Minha vó Diva foi vó com “V” maiusculoso. Nos levava à pracinha e passávamos a tarde brincando na areia. Lembro dela com os nossos pares de sapatinhos pendurados nos dedos quando andávamos de volta para a casa dela, na Rua Guillard Muniz, Edifício Cerejeira, apartamento 101. Hoje, ela mora com o filho em função da fragilidade de sua saúde.

De volta ao apartamento, tomávamos banho e íamos direto para o quarto da TV, enquanto minha vó preparava nossa janta. Cada um tinha seu próprio pratinho. Eram todos de sopa, para evitar catástrofes no sofá, já que jantávamos lá, acomodadinhos, assistindo, provavelmente, à novela das seis. O meu, recordo, tinha uns detalhes em cor de abóbora e amarelo que talvez, caso minha memória não esteja tão ruim quanto a situação do Galícia, fossem florezinhas.

Todo mundo sabe que comida de vó é a melhor do mundo.

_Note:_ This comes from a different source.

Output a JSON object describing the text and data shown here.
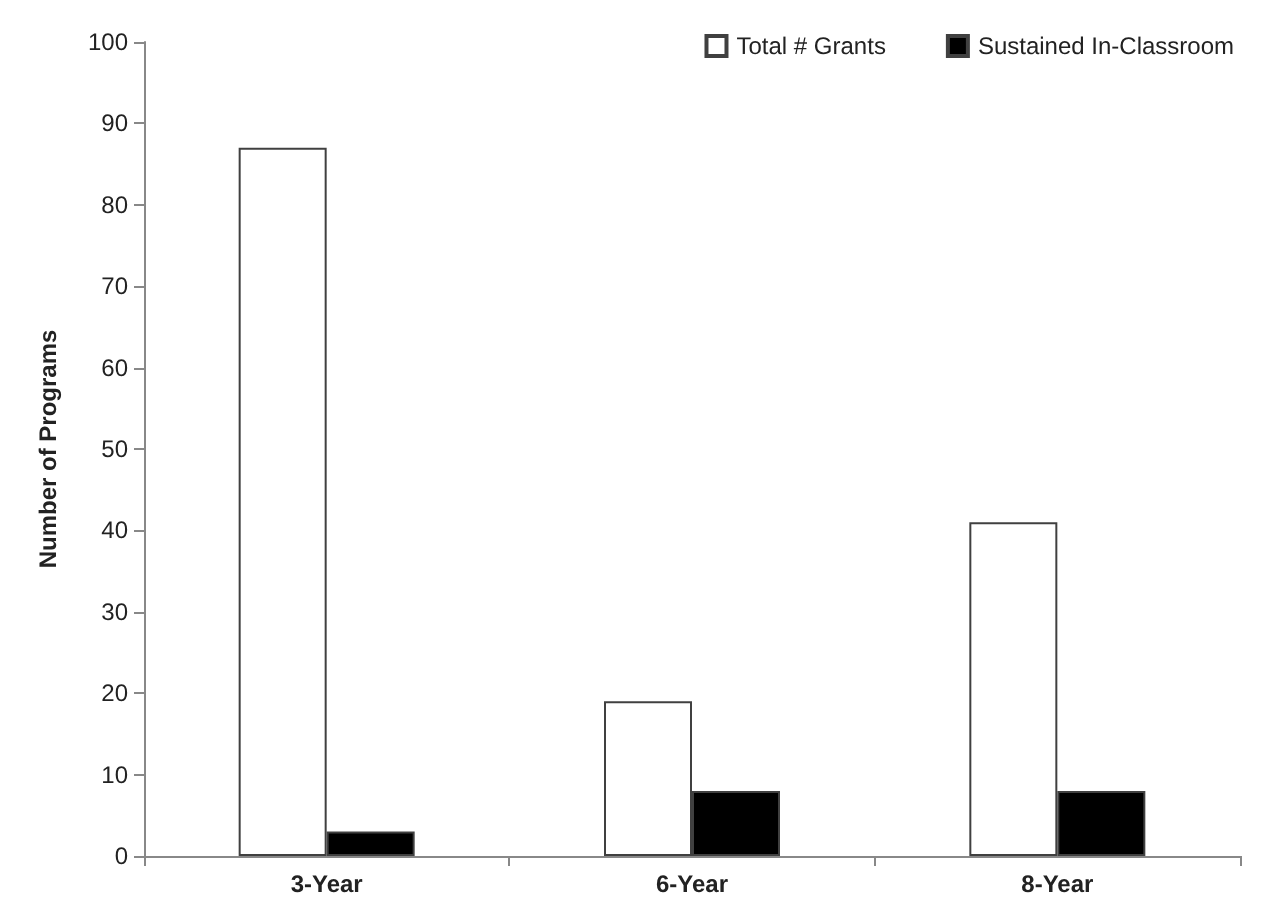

A da minha era a melhor do universo universal. Quando tive hepatite e sofria com as inúmeras restrições alimentares, somente ela dava um jeito de, mesmo sem utilizar uma gota de gordura, tornar a comida saborosa. Fazia bolos “de comer rezando” e, para a nossa diversão, nos deixava lamber a tigela da batedeira, pegar as sobras da massa de pastel caseiro e brincar com a máquina de fazer macarrão. Sim, ela tinha uma máquina de fazer macarrão!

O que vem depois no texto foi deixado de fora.